Wednesday, 29 February 2012

A Maltese Rarity

I had an e-mail the other day from a Maltese birder, Edward, who expected to be passing through the port of Dover today. He wanted some information as to how he might see the Kumlien's Gull. Since Maltese birders are rarer than Kumlien's Gulls I offered to pop down and meet him if he gave me a call, when he was near to arriving. Although my mobile was refused access to his phone we did manage to meet and spent a frustrating time on the Prince of Wales Pier, where the Gull had been reported yesterday. I met Phil Smith and when he gave me a call to say he'd seen our Gull fly past the end of the pier my hopes were raised. We tried the "feeding the Gulls with bread" trick and accumulated a good group of Herring Gulls, with the occasional Kittiwake dropping in, but no sign of the boy. As time was pressing and Edward had a Euro-train to catch I decided to take him round to the car park by the Admiralty Pier. We scanned all the visible gulls, with no luck and as he didn't have time to go out on the pier we had one last try, going out of the car park and onto the "beach" to look along the outside of the harbour. The first distant bird I clapped eyes on looked quite good, and although it was head on making it difficult to be certain in the bright sun light, I got Edward on it and hoped that as it got closer my optimism would be justified. Soon it was quite close and Edward exclaimed that it looked like an Iceland Gull, which was hardly surprising. It was a generous bird and gave us a complete circle showing all it's Kumlien features. A very satisfactory end to what had the making of an annoying miss.
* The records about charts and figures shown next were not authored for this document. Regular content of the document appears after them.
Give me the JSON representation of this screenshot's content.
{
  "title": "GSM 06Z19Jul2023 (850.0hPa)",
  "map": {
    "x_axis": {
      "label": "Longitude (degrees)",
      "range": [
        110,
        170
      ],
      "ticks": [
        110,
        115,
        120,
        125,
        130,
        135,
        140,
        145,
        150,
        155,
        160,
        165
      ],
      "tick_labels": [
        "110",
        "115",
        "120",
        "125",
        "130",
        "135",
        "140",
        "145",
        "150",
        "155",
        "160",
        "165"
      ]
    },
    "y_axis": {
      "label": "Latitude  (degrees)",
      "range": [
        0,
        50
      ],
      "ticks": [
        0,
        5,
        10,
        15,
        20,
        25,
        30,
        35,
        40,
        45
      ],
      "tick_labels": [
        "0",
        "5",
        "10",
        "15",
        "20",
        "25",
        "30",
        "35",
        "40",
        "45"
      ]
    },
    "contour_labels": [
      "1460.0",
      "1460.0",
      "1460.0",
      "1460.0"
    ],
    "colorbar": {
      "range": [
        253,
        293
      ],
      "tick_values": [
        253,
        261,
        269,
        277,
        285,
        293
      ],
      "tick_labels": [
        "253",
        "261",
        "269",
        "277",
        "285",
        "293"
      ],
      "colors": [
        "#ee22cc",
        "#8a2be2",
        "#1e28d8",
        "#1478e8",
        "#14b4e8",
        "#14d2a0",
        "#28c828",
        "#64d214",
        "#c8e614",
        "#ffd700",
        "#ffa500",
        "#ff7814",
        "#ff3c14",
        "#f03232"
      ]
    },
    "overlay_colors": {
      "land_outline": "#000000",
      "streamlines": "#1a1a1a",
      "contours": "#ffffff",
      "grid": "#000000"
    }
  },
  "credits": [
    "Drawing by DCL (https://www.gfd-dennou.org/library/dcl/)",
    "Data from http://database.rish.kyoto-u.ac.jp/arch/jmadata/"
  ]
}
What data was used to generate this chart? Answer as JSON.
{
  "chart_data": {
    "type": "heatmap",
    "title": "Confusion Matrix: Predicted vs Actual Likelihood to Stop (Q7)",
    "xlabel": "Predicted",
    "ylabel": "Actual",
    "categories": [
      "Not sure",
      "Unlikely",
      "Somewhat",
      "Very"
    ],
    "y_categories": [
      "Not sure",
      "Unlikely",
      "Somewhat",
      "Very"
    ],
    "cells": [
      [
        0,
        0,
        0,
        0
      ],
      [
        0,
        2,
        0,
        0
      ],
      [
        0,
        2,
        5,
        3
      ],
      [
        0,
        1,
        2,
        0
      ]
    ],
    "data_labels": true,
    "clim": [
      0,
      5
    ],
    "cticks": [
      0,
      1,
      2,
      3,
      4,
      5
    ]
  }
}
While I was waiting for Edward to arrive I had the company of this Rock Pipit. I watched it have a big feather shuffle as it sat sunning itself on the wall, something it would have been able today and hour earlier as we were shrouded in fog.

I don't know if they breed out on the harbour walls at all, but there is a lot of suitable habitat on either side of the port.


Neil Harvey said...


The colouration of the Rock Pipit suggests to me that it's a Scandanavian bird (littoralis) rather than a British one (petrosus). I believe that British Rock Pipits do occur in Kent, but there's never been an accepted record in Essex.


Tony Morris said...

Hi Neil,
petrosus breed reasonably commonly around the cliffs between Dover and Kingsdown, and towards Folkestone. What I don't know is if they breed on the man-made structures around the harbour. I thought that this was probably one of our resident birds. Litoralis is often found wintering up the Thames as far up as Dartford, and I have seen two that had characters at at that end of the plumage variations here in spring, but I don't think that it is always easy to ascribe to sub-species, see Alstrom and Mild in "Pipits and Wagtails", Helm. I can certainly see your point that it does show some characters that could be litoralis. I have also found that bright sunshine makes the face pattern of petrosus look more striking.